The live show takes place on 21 sets across two soundstages on the back lot at Warner Bros. studios in Burbank, Calif. Much of the action unfolds on Stage 26, including the “Summer Nights” number and the big dance competition sequence (with “Born to Hand Jive”). Among the movies that have been filmed on Stage 26: the musicals My Fair Lady and the 1954 version of A Star Is Born. Other films that called Stage 26 home: Auntie Mame, Gremlins as well as TV’s The Waltons, Designing Women and Two and a Half Men. (Curious as to where the original Grease movie was filmed? It was shot mostly on location around Los Angeles, though some scenes were filmed on the Paramount back lot.)
8. How did the live audience get selected to part of the show?

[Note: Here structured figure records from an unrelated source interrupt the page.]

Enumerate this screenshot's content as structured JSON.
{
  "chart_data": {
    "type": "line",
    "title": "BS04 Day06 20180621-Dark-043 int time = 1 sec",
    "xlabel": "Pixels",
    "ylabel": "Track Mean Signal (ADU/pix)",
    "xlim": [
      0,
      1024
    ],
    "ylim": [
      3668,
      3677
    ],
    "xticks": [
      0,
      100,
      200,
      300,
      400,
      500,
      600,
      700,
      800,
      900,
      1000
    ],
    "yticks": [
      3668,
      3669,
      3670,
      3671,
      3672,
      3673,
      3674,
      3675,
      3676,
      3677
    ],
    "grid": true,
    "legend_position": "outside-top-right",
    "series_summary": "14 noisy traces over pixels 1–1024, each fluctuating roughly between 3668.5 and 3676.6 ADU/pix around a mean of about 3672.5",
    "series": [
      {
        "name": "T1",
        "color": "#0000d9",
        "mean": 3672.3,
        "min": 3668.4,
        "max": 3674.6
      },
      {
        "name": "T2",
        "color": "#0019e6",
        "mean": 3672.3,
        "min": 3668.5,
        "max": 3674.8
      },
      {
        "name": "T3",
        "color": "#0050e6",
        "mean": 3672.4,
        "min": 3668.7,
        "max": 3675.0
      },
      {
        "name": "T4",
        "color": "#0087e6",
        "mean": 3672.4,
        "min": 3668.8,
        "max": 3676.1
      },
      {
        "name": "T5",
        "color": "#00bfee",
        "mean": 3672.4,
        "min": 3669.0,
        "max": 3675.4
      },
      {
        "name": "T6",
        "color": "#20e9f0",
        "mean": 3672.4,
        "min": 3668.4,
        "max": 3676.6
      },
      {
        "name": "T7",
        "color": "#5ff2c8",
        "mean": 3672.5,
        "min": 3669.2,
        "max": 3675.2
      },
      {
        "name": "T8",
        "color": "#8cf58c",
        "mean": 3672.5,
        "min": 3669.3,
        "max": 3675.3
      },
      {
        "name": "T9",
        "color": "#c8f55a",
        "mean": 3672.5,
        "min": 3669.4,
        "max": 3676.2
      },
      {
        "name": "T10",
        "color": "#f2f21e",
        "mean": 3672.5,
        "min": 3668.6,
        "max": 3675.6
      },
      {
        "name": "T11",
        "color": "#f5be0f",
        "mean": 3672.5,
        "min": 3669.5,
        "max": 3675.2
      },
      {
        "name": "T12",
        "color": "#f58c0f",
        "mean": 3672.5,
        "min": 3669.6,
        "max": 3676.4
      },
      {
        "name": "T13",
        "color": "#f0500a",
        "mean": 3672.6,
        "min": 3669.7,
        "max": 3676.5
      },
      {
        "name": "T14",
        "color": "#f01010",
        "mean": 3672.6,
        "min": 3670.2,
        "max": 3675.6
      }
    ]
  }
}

The audience you’ll see on TV populating the bleachers during the dance competition, pep rally, cheerleading tryouts and in the carnival finale have been recruited for the show. In the dress rehearsal crowd, we spotted a gaggle of sorority sisters from UCLA, who said they received an email from the production inviting them to be a part of the show.

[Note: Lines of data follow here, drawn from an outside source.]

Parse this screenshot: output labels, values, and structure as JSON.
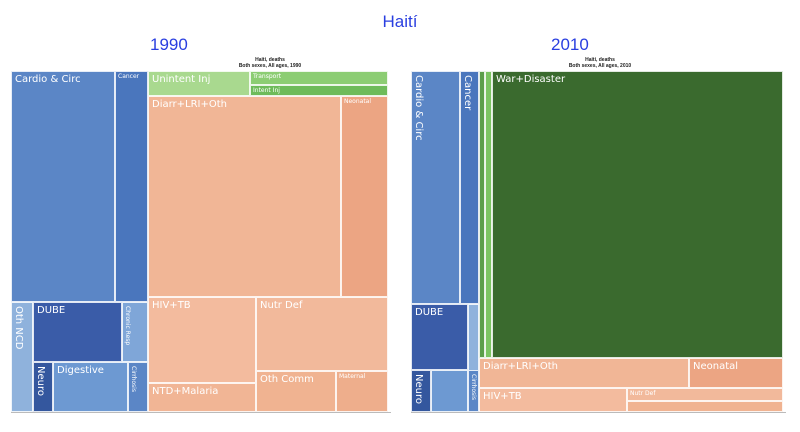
{
  "title": "Haití",
  "chart_data": [
    {
      "type": "treemap",
      "year_label": "1990",
      "panel_title": "Haiti, deaths",
      "panel_subtitle": "Both sexes, All ages, 1990",
      "cells": [
        {
          "label": "Cardio & Circ",
          "color": "#5b86c6"
        },
        {
          "label": "Cancer",
          "color": "#4a76bd"
        },
        {
          "label": "Oth NCD",
          "color": "#8fb2dc"
        },
        {
          "label": "DUBE",
          "color": "#3a5ca8"
        },
        {
          "label": "Chronic Resp",
          "color": "#7fa6d8"
        },
        {
          "label": "Neuro",
          "color": "#34579e"
        },
        {
          "label": "Digestive",
          "color": "#6d99d2"
        },
        {
          "label": "Cirrhosis",
          "color": "#5b86c6"
        },
        {
          "label": "Unintent Inj",
          "color": "#a9d98f"
        },
        {
          "label": "Transport",
          "color": "#8ccd73"
        },
        {
          "label": "Intent Inj",
          "color": "#6ebb5a"
        },
        {
          "label": "Diarr+LRI+Oth",
          "color": "#f1b696"
        },
        {
          "label": "Neonatal",
          "color": "#eca583"
        },
        {
          "label": "HIV+TB",
          "color": "#f3bb9e"
        },
        {
          "label": "Nutr Def",
          "color": "#f2b99b"
        },
        {
          "label": "NTD+Malaria",
          "color": "#f1b595"
        },
        {
          "label": "Oth Comm",
          "color": "#f0b391"
        },
        {
          "label": "Maternal",
          "color": "#eeae8c"
        }
      ]
    },
    {
      "type": "treemap",
      "year_label": "2010",
      "panel_title": "Haiti, deaths",
      "panel_subtitle": "Both sexes, All ages, 2010",
      "cells": [
        {
          "label": "Cardio & Circ",
          "color": "#5b86c6"
        },
        {
          "label": "Cancer",
          "color": "#4a76bd"
        },
        {
          "label": "",
          "color": "#5c9e4a"
        },
        {
          "label": "",
          "color": "#7cc462"
        },
        {
          "label": "War+Disaster",
          "color": "#3a6a2e"
        },
        {
          "label": "DUBE",
          "color": "#3a5ca8"
        },
        {
          "label": "",
          "color": "#8fb2dc"
        },
        {
          "label": "Neuro",
          "color": "#34579e"
        },
        {
          "label": "",
          "color": "#6d99d2"
        },
        {
          "label": "Cirrhosis",
          "color": "#5b86c6"
        },
        {
          "label": "Diarr+LRI+Oth",
          "color": "#f1b696"
        },
        {
          "label": "Neonatal",
          "color": "#eca583"
        },
        {
          "label": "HIV+TB",
          "color": "#f3bb9e"
        },
        {
          "label": "Nutr Def",
          "color": "#f2b99b"
        },
        {
          "label": "",
          "color": "#f0b391"
        }
      ]
    }
  ]
}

9. Did any of the show’s lyrics change?
Viewers only familiar with the Grease film may notice a few differences in some of the more risqué lyrics in the show. For example, “Greased Lightning” will no longer make the chicks “cream." (That said, Rizzo’s storyline involving a pregnancy scare is still a part of the show.)
10. Did I just spot a Lady Gaga dancer doing the hand jive?
The “Born to Hand Jive” sequence is a huge show-stopping number and is just as elaborate as the film version. (It was dizzying watching it at the dress rehearsal -- there’s so much going on.) Joining the cast for the sequence (and many others) are a number of professional dancers, including Jeremy Hudson, who has danced on tour with Taylor Swift and Lady Gaga. Grease: Live!’s choreographer is Zach Woodlee, who choreographed the Glee TV series and danced with Madonna on her Re-Invention World Tour.
11. Wait, are Sandy and Danny dancing in front of Gilmore Girls' Stars Hollow?
If the carnival set during the “We Go Together” finale looks familiar, it’s probably because you’ve seen it on TV -- a lot. The set, known as Midwest Business & Residential Street, is frequently used in TV and movie productions, and has doubled as the fictional Stars Hollow in Gilmore Girls and Rosewood in Pretty Little Liars. (As we were walking past sets and fake storefronts on our way to the finale scene, we overheard people exclaim, “There’s Luke’s Diner!” from Gilmore Girls.) Earlier on in Grease: Live!, watch for Rydell High School’s exterior shots -- the building is also Rosewood High School in Pretty Little Liars.
12. What if it rains in real life during Grease: Live!? Aren’t there scenes set outside?
>A handful of Grease: Live!’s scenes take place outside -- including the opening “Grease” number with Jessie J, a cheerleading squad tryout and the finale with “We Go Together” -- so the weather is a concern. As of Sunday morning, there was a 45-65 percent chance of rain showers during the show, according to Weather.com. The show has promised to go on, rain or shine, and has planned accordingly: umbrellas will pop up in one song and a tent will shield the exterior of Rydell High. The opening and finale are the only two sets uncovered and exposed to the elements, so that means we could see some “Singin’ in the Rain” during Grease.